Las Olas developer decries lack of police and judicial action on squatters

The manager of the stalled Las Olas development in Esterillos Oeste said that neither the local government nor the police have taken action to eject squatters from the property.

He blamed the government for creating the situation in the first place and said that the lack of official action creates a security problem that already has led to break-ins and rapes in the area.

The manager, David Richard Aven, said this in a letter to Luis Martinez, a San José-based prosecutor.

“I want to inform you about crimes being committed in Costa Rica,” Aven said.  “First, there is an invasion of criminal trespassers in the community of Esterillos Oeste and on our Las Olas property, and the trespassers are cutting down many small trees in order to clear the land for their use.  The criminal trespassers are a large mob who are carrying machetes and guns, and robberies and assaults have been reported against the people in the community.”

He said that the illegal trespassing and tree cutting is a natural result of the government shutting down the project in 2011. He said the project has received abusive treatment.

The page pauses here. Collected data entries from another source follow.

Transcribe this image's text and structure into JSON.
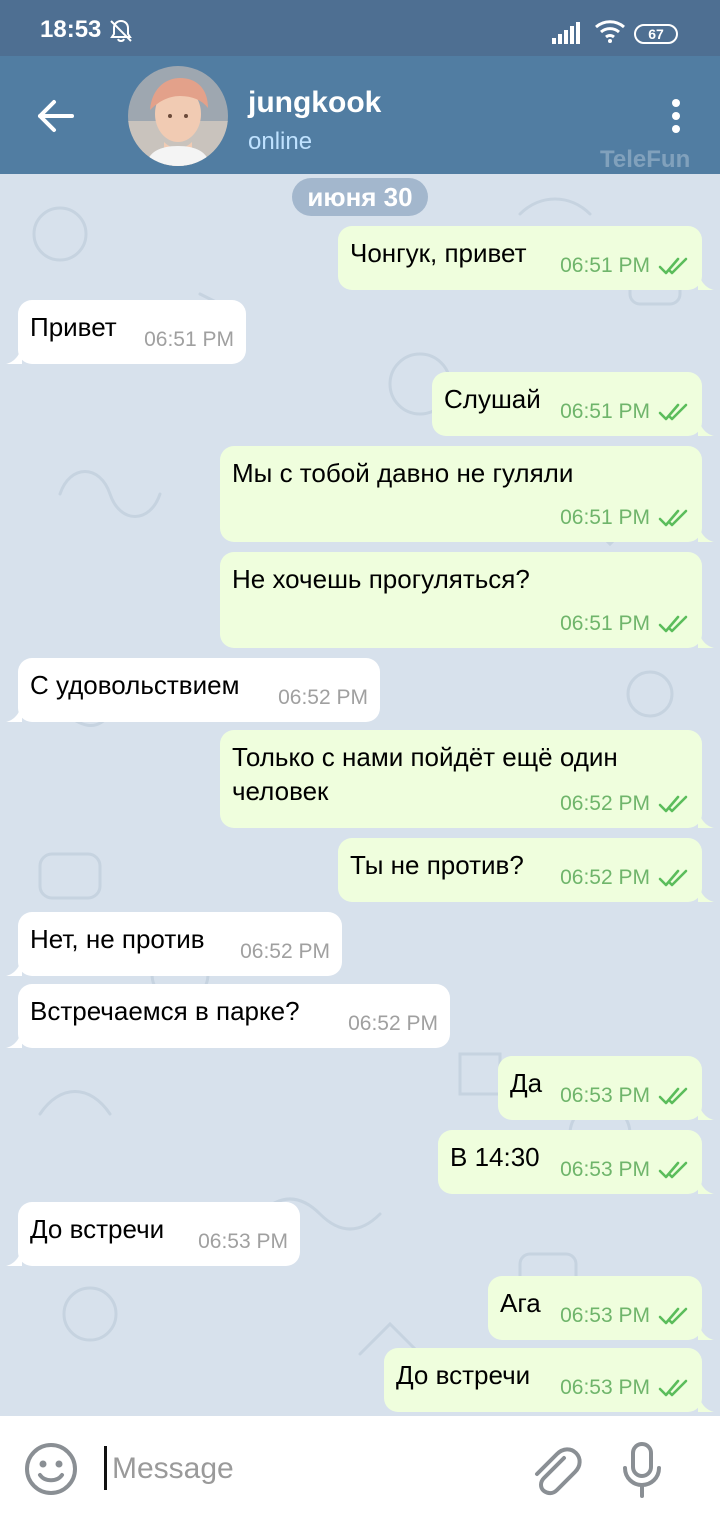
{
  "status_bar": {
    "time": "18:53",
    "battery": "67"
  },
  "header": {
    "name": "jungkook",
    "status": "online",
    "watermark": "TeleFun"
  },
  "date_badge": "июня 30",
  "messages": [
    {
      "dir": "out",
      "text": "Чонгук, привет",
      "time": "06:51 PM"
    },
    {
      "dir": "in",
      "text": "Привет",
      "time": "06:51 PM"
    },
    {
      "dir": "out",
      "text": "Слушай",
      "time": "06:51 PM"
    },
    {
      "dir": "out",
      "text": "Мы с тобой давно не гуляли",
      "time": "06:51 PM"
    },
    {
      "dir": "out",
      "text": "Не хочешь прогуляться?",
      "time": "06:51 PM"
    },
    {
      "dir": "in",
      "text": "С удовольствием",
      "time": "06:52 PM"
    },
    {
      "dir": "out",
      "text": "Только с нами пойдёт ещё один человек",
      "time": "06:52 PM"
    },
    {
      "dir": "out",
      "text": "Ты не против?",
      "time": "06:52 PM"
    },
    {
      "dir": "in",
      "text": "Нет, не против",
      "time": "06:52 PM"
    },
    {
      "dir": "in",
      "text": "Встречаемся в парке?",
      "time": "06:52 PM"
    },
    {
      "dir": "out",
      "text": "Да",
      "time": "06:53 PM"
    },
    {
      "dir": "out",
      "text": "В 14:30",
      "time": "06:53 PM"
    },
    {
      "dir": "in",
      "text": "До встречи",
      "time": "06:53 PM"
    },
    {
      "dir": "out",
      "text": "Ага",
      "time": "06:53 PM"
    },
    {
      "dir": "out",
      "text": "До встречи",
      "time": "06:53 PM"
    }
  ],
  "input": {
    "placeholder": "Message"
  },
  "colors": {
    "header": "#517da2",
    "status_bar": "#4e6f92",
    "outgoing_bubble": "#effedd",
    "incoming_bubble": "#ffffff",
    "read_ticks": "#5bbd5b",
    "chat_background": "#d7e1ec"
  }
}
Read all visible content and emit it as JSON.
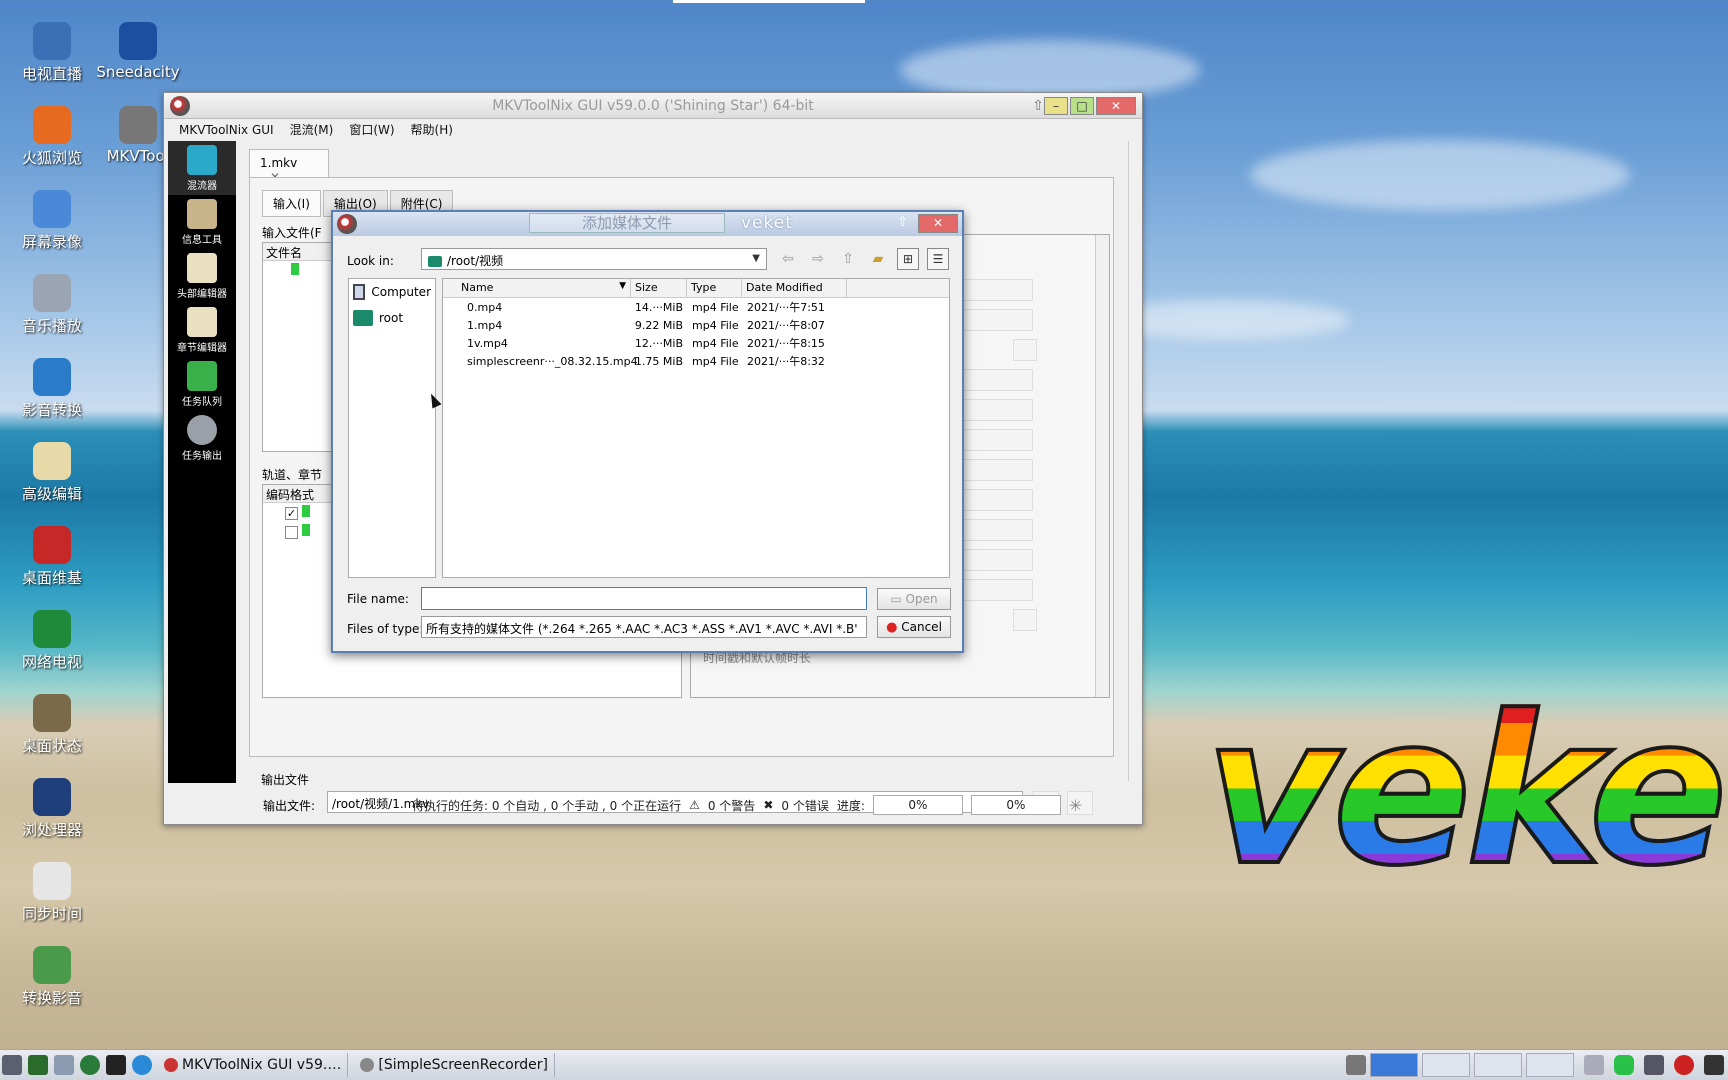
{
  "desktop": {
    "icons": [
      {
        "label": "电视直播",
        "icon": "tv-icon",
        "color": "#3b6fb6"
      },
      {
        "label": "Sneedacity",
        "icon": "headphones-icon",
        "color": "#1d4fa0"
      },
      {
        "label": "火狐浏览",
        "icon": "firefox-icon",
        "color": "#e66a1f"
      },
      {
        "label": "MKVToo·",
        "icon": "mkvtoolnix-icon",
        "color": "#777777"
      },
      {
        "label": "屏幕录像",
        "icon": "screen-record-icon",
        "color": "#4a89d8"
      },
      {
        "label": "音乐播放",
        "icon": "speaker-icon",
        "color": "#9aa4b2"
      },
      {
        "label": "影音转换",
        "icon": "convert-icon",
        "color": "#2a7bc8"
      },
      {
        "label": "高级编辑",
        "icon": "editor-icon",
        "color": "#e8d9a8"
      },
      {
        "label": "桌面维基",
        "icon": "wiki-icon",
        "color": "#c62828"
      },
      {
        "label": "网络电视",
        "icon": "play-icon",
        "color": "#1f8a3a"
      },
      {
        "label": "桌面状态",
        "icon": "coin-icon",
        "color": "#7a6a4a"
      },
      {
        "label": "浏处理器",
        "icon": "processor-icon",
        "color": "#1f3f7a"
      },
      {
        "label": "同步时间",
        "icon": "calendar-icon",
        "color": "#e6e6e6"
      },
      {
        "label": "转换影音",
        "icon": "film-convert-icon",
        "color": "#4a9a4a"
      }
    ],
    "logo_text": "veket"
  },
  "main_window": {
    "title": "MKVToolNix GUI v59.0.0 ('Shining Star') 64-bit",
    "menu": [
      "MKVToolNix GUI",
      "混流(M)",
      "窗口(W)",
      "帮助(H)"
    ],
    "sidebar": [
      "混流器",
      "信息工具",
      "头部编辑器",
      "章节编辑器",
      "任务队列",
      "任务输出"
    ],
    "doc_tab": "1.mkv",
    "sub_tabs": [
      "输入(I)",
      "输出(O)",
      "附件(C)"
    ],
    "input_files_label": "输入文件(F",
    "files_col": "文件名",
    "tracks_label": "轨道、章节",
    "codec_col": "编码格式",
    "timestamps_label": "时间戳和默认帧时长",
    "output_section": "输出文件",
    "output_label": "输出文件:",
    "output_path": "/root/视频/1.mkv",
    "status": {
      "pending": "待执行的任务: 0 个自动 , 0 个手动 , 0 个正在运行",
      "warnings": "0 个警告",
      "errors": "0 个错误",
      "progress_label": "进度:",
      "progress1": "0%",
      "progress2": "0%"
    }
  },
  "dialog": {
    "title": "添加媒体文件",
    "brand": "veket",
    "look_in_label": "Look in:",
    "look_in_value": "/root/视频",
    "places": [
      "Computer",
      "root"
    ],
    "columns": [
      "Name",
      "Size",
      "Type",
      "Date Modified"
    ],
    "files": [
      {
        "name": "0.mp4",
        "size": "14.···MiB",
        "type": "mp4 File",
        "date": "2021/···午7:51"
      },
      {
        "name": "1.mp4",
        "size": "9.22 MiB",
        "type": "mp4 File",
        "date": "2021/···午8:07"
      },
      {
        "name": "1v.mp4",
        "size": "12.···MiB",
        "type": "mp4 File",
        "date": "2021/···午8:15"
      },
      {
        "name": "simplescreenr···_08.32.15.mp4",
        "size": "1.75 MiB",
        "type": "mp4 File",
        "date": "2021/···午8:32"
      }
    ],
    "file_name_label": "File name:",
    "file_name_value": "",
    "open_button": "Open",
    "files_of_type_label": "Files of type:",
    "files_of_type_value": "所有支持的媒体文件 (*.264 *.265 *.AAC *.AC3 *.ASS *.AV1 *.AVC *.AVI *.B'",
    "cancel_button": "Cancel"
  },
  "taskbar": {
    "tasks": [
      "MKVToolNix GUI v59.…",
      "[SimpleScreenRecorder]"
    ]
  }
}
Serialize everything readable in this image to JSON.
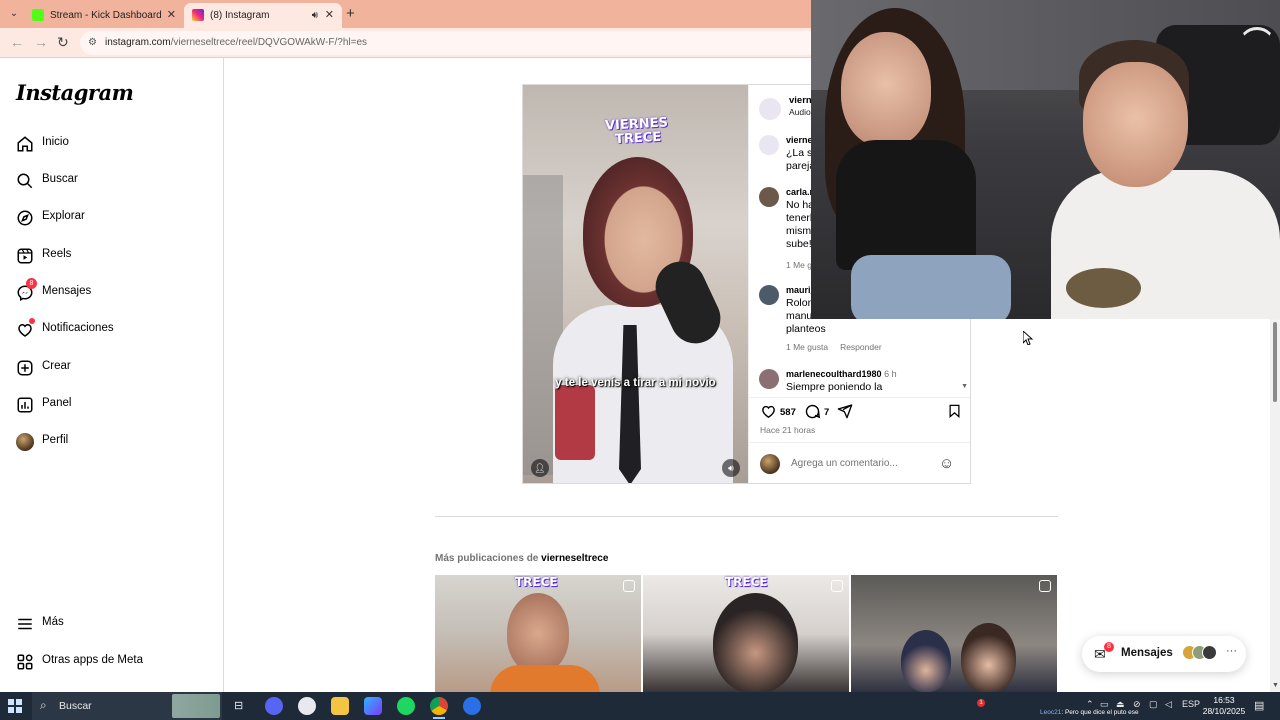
{
  "browser": {
    "tabs": [
      {
        "title": "Stream - Kick Dashboard",
        "active": false
      },
      {
        "title": "(8) Instagram",
        "active": true
      }
    ],
    "url_host": "instagram.com",
    "url_path": "/vierneseltrece/reel/DQVGOWAkW-F/?hl=es"
  },
  "sidebar": {
    "logo": "Instagram",
    "items": [
      {
        "label": "Inicio",
        "icon": "home-icon"
      },
      {
        "label": "Buscar",
        "icon": "search-icon"
      },
      {
        "label": "Explorar",
        "icon": "compass-icon"
      },
      {
        "label": "Reels",
        "icon": "reels-icon"
      },
      {
        "label": "Mensajes",
        "icon": "messenger-icon",
        "badge": "8"
      },
      {
        "label": "Notificaciones",
        "icon": "heart-icon",
        "dot": true
      },
      {
        "label": "Crear",
        "icon": "plus-square-icon"
      },
      {
        "label": "Panel",
        "icon": "chart-icon"
      },
      {
        "label": "Perfil",
        "icon": "profile-avatar"
      }
    ],
    "bottom": [
      {
        "label": "Más",
        "icon": "menu-icon"
      },
      {
        "label": "Otras apps de Meta",
        "icon": "meta-apps-icon"
      }
    ]
  },
  "post": {
    "video_subtitle": "y te le venís a tirar a mi novio",
    "video_logo_line1": "VIERNES",
    "video_logo_line2": "TRECE",
    "header_name": "vierne",
    "header_sub": "Audio",
    "comments": [
      {
        "user": "vierne",
        "text": "¿La su\npareja",
        "time": ""
      },
      {
        "user": "carla.r",
        "text": "No ha\ntenerl\nmism\nsube!",
        "meta": "1 Me gu"
      },
      {
        "user": "mauri_",
        "text": "Rolon\nmanu\nplanteos",
        "meta_likes": "1 Me gusta",
        "meta_reply": "Responder"
      },
      {
        "user": "marlenecoulthard1980",
        "time": "6 h",
        "text": "Siempre poniendo la"
      }
    ],
    "likes": "587",
    "comments_count": "7",
    "posted_ago": "Hace 21 horas",
    "add_comment_placeholder": "Agrega un comentario..."
  },
  "more": {
    "prefix": "Más publicaciones de",
    "account": "vierneseltrece",
    "thumb_logo": "TRECE"
  },
  "messages_pill": {
    "label": "Mensajes",
    "badge": "8"
  },
  "taskbar": {
    "search_label": "Buscar",
    "lang": "ESP",
    "time": "16:53",
    "date": "28/10/2025",
    "ticker_name": "Leoc21",
    "ticker_text": ": Pero que dice el puto ese",
    "tray_badge": "1"
  },
  "colors": {
    "tabbar": "#f1b39c",
    "addrbar": "#fde9e2",
    "notification_red": "#ff3040",
    "taskbar": "#1f2a38"
  }
}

Las Olas has been involved in lengthy legal action over alleged environmental damage.

Aven also said that as he was writing the letter Monday he learned that two homes were burglarized Sunday night and two girls, one a U.S. citizen, were raped. He said this pointed out the need for urgent action.

A copy also was sent to President Luis Guillermo Solís and other officials, as well as to A.M. Costa Rica.

This newspaper reported on the land invasion last week. Aven said that his lawyer had been in contact with the local municipality seeking action against the land invaders for seven weeks.

“This is a seriously grave situation for the people of Esterillos Oeste and it’s urgent that immediate action is taken before someone gets seriously injured or killed by this criminal mob that has invaded the community,” he said.

Aven has been the driving force behind the project, but there are other investors in the United States. He is from New Castle, Pennsylvania.

Although Aven calls the land invaders a criminal mob, in other cases, the squatters have turned out to be residents of the nearby communities who pretend to be homeless. Usually they are well disciplined and under the leadership of local strongmen.

Other expats have commented in emails that some of the squatters have expensive automobiles.  The location is near Parrita on the Central Pacific coast.

The idea is that if the squatters can stay long enough on the land they will gain possession rights that can be sold or used to blackmail the legitimate owner.

Although the central government has spoken often about fighting organized crime, the officials there never have recognized land invaders as that type of activity.